Além disso, essa abordagem é de grande relevância para o contexto atual, onde há um ensino de matemática voltado para a interculturalidade ainda muito abstrato. No entanto, é preciso a busca por reconhecimento e valorização da diversidade de conhecimentos e práticas matemáticas presentes em diferentes culturas por meio de metodologias eficazes que possam nortear a interculturalidade na matemática. Isso permite que os estudantes não apenas aprendam os conceitos matemáticos gerais, mas também compreendam como a matemática é aplicada e interpretada de maneiras diversas ao seu redor, possibilitando a inclusão e o respeito à diversidade cultural e contribuindo para a formação de cidadãos mais críticos e conscientes da importância da sua cultura. Aliás, em um mundo cada vez mais interconectado e diverso, o ensino da matemática em uma perspectiva intercultural se torna fundamental para promover a compreensão mútua e valorização das diferentes abordagens matemáticas e combater estereótipos.

Foi perceptível que os conteúdos propostos nos livros didáticos de matemática, presentes na Escola Estadual Indígena José Carapina, não condizem em sua maioria com a realidade do Nordeste, mais especificamente para os povos indígenas Jiripankó, assim dificultando a compreensão da matemática para tais alunos que possuem realidade totalmente diferente daquelas apresentadas nos conceitos matemáticos propostos nos livros didáticos propostos pelo Ministério da Educação.

O presente trabalho contará com a pesquisa bibliográfica com o intuito de refletir e entender a interculturalidade no ensino da matemática como perspectiva inovadora, a fundamentação teórica deste estudo será embasada em teorias educacionais que defendem a importância da diversidade cultural, ou seja, terá as contribuições de D’Ambrósio (1990, 1993, 2001, 2008, 2016), Knijnik (2006, 2012), Santos (2016), Boyer (2012), dentre outros autores, que abrangem estudos referentes a essa discussão. 

2 – A Etnomatemática como proposta de ensino:  como ela pode ser utilizada para reconhecer e integrar os saberes matemáticos presentes em diferentes culturas?

A Etnomatemática surge como uma proposta de ensino que reconhece e valoriza os saberes matemáticos presentes em diversas culturas, entendendo que as práticas matemáticas são construções sociais e culturais que refletem as tradições, os costumes e os saberes matemáticos presentes no cotidiano.
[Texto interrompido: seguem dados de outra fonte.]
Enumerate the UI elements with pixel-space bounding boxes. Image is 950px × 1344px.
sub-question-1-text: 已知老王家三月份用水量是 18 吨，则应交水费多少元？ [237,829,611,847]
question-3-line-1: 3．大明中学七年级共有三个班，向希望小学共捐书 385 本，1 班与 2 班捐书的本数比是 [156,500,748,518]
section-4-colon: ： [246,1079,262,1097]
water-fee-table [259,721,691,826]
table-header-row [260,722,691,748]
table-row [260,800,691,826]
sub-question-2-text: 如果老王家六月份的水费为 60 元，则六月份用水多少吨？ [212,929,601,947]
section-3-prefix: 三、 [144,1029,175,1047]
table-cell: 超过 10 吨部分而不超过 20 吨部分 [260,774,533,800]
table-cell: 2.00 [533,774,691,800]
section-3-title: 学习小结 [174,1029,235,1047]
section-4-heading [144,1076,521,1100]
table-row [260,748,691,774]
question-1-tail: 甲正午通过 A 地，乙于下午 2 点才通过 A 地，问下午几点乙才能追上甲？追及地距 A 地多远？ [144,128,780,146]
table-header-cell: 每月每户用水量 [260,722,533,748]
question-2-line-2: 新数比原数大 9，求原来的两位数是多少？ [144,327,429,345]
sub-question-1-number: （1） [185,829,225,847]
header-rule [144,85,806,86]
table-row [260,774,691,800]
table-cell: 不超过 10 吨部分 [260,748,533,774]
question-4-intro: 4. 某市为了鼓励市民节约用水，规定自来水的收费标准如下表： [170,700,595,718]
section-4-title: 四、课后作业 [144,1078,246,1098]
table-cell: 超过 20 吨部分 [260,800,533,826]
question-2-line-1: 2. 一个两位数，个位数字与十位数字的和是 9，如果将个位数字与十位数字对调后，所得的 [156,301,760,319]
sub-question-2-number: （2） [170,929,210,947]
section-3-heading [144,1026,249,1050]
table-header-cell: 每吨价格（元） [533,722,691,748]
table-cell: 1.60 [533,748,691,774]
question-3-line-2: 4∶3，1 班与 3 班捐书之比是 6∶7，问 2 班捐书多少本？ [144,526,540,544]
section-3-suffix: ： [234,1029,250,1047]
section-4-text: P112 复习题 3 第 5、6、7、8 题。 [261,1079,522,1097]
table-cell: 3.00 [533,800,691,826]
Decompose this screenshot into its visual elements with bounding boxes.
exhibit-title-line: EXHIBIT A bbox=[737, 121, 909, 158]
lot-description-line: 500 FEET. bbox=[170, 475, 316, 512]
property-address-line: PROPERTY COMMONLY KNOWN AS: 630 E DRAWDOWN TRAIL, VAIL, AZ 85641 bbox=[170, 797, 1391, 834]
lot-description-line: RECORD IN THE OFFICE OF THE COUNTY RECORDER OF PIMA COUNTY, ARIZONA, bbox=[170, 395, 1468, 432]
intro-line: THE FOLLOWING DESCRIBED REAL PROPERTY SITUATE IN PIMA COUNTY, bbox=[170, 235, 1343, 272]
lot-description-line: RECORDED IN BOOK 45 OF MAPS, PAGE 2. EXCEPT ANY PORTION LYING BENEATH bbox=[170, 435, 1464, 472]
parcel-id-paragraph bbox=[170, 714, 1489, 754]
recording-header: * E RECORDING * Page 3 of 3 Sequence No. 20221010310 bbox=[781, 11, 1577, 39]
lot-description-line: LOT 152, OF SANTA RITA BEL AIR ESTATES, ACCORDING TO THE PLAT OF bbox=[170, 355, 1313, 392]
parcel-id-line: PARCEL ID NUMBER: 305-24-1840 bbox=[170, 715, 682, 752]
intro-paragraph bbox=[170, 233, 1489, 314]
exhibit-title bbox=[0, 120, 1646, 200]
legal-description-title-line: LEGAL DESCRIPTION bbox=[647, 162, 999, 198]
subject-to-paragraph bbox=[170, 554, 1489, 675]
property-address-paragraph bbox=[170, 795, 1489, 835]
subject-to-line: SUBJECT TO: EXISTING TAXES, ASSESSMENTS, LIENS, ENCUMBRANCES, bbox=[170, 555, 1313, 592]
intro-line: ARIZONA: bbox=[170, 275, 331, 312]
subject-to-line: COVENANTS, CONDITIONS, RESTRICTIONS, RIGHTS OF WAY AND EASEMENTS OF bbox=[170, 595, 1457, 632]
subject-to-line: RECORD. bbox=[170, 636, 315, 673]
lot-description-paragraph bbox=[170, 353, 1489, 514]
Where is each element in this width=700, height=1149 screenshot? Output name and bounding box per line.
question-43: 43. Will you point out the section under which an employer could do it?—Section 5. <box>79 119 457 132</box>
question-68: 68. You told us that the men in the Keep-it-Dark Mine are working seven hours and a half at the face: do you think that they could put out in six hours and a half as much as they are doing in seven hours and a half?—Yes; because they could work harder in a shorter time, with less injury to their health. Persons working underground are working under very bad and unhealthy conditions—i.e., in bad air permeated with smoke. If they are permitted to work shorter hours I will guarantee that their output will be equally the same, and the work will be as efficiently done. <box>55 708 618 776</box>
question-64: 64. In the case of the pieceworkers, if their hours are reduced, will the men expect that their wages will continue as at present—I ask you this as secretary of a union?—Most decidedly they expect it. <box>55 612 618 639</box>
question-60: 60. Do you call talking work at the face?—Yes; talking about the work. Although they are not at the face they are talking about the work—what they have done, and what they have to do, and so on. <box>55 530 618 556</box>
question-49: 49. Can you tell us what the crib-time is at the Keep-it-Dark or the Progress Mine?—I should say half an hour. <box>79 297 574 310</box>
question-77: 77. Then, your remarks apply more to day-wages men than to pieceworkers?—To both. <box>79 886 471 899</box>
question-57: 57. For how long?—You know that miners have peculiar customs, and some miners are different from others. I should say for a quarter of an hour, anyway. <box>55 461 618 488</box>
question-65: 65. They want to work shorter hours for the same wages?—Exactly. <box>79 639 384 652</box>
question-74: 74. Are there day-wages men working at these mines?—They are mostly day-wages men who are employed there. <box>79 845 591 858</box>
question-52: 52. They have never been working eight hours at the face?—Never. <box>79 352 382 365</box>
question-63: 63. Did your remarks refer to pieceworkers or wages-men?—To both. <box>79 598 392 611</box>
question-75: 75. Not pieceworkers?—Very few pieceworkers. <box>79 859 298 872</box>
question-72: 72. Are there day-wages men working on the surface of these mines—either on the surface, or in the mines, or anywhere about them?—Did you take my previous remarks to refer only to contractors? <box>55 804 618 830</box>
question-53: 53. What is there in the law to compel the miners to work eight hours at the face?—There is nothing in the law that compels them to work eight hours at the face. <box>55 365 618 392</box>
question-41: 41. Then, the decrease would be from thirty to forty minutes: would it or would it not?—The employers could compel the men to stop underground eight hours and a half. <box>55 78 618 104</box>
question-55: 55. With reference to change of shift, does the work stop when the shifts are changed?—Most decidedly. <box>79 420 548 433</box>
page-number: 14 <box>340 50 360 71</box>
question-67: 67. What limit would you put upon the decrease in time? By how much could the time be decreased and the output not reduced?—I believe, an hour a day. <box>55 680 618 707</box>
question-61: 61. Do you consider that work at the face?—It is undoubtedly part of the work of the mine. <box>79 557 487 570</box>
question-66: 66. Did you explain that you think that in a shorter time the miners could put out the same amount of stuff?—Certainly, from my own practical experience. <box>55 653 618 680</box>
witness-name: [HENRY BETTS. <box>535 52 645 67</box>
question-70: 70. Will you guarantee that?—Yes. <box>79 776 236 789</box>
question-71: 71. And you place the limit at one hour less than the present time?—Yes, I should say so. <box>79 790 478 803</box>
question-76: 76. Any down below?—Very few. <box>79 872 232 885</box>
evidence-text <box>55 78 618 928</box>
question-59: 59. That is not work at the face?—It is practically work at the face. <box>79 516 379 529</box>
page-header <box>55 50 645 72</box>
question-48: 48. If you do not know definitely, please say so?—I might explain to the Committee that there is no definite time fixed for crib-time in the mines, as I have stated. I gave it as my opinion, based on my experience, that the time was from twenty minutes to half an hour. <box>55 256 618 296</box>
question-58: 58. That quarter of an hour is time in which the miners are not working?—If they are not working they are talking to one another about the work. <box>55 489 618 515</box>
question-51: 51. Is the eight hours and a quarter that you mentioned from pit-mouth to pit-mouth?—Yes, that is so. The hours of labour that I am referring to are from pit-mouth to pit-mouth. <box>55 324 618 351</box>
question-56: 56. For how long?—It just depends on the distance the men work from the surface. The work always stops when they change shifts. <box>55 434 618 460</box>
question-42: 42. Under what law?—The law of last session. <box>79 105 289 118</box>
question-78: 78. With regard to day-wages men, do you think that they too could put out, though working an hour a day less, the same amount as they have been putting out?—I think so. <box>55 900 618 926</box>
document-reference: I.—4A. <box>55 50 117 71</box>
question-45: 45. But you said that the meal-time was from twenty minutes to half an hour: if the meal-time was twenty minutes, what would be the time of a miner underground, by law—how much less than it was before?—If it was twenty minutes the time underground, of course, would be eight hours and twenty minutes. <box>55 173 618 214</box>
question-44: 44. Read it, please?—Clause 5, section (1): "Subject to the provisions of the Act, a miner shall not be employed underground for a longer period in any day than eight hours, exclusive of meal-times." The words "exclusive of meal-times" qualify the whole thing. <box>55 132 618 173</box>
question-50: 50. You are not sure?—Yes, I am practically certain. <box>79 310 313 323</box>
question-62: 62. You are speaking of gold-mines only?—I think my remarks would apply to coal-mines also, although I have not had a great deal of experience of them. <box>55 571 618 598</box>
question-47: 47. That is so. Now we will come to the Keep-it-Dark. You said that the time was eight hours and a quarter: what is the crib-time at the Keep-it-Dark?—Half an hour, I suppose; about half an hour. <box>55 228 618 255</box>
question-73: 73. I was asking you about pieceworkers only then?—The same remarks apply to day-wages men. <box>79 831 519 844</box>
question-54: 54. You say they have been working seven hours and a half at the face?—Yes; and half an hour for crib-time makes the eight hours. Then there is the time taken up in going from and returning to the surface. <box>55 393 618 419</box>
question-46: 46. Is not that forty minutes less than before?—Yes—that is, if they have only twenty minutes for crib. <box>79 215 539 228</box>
Essa abordagem busca promover uma visão mais inclusiva e contextualizada da Matemática, enriquecendo o ensino ao considerar a diversidade de concepções matemáticas ao redor do mundo. 

Segundo Knijnik et.al. (2012) o termo passou a ser amplamente divulgado por Ubiratan D’Ambrósio a partir de 1970 “junto à uma equipe de pesquisadores de diferentes áreas do conhecimento no Centre Pédagogique Superieur de Bamako, na República do Mali”. No entanto, Eduardo Sebastiani Ferreira (1991, 1993, 1994) foi o primeiro no Brasil a realizar trabalhos de campo nessa linha de pesquisa. Dito isto, a pesquisadora ainda relata a realização de pesquisas encabeçadas por outros estudiosos:

Entre os trabalhos de educadores brasileiros que vinculamos a uma primeira fase de pesquisas relacionadas à Etnomatemática, destacamos os realizados por Borba (1987, 1990, 1993), com crianças da favela Vila Nogueira – São Quirino, em Campinas, que se constituiu na primeira dissertação na área; o de Carvalho (1991) com os índios Rikbatsa, que vivem na região Centro-Oeste; o de Nobre (1989), sobre o jogo do bicho; o de Pompeu (1992), sobre as influências nas atitudes de professores de um trabalho que buscou introduzir no currículo escolar a etnomatemática, e os de Knijnik (1980, 2006a), envolvendo pesquisas empíricas em regiões da periferia urbana de Porto Alegre e no meio rural do Rio Grande do Sul. (KNIJNIK, 2012, P.20)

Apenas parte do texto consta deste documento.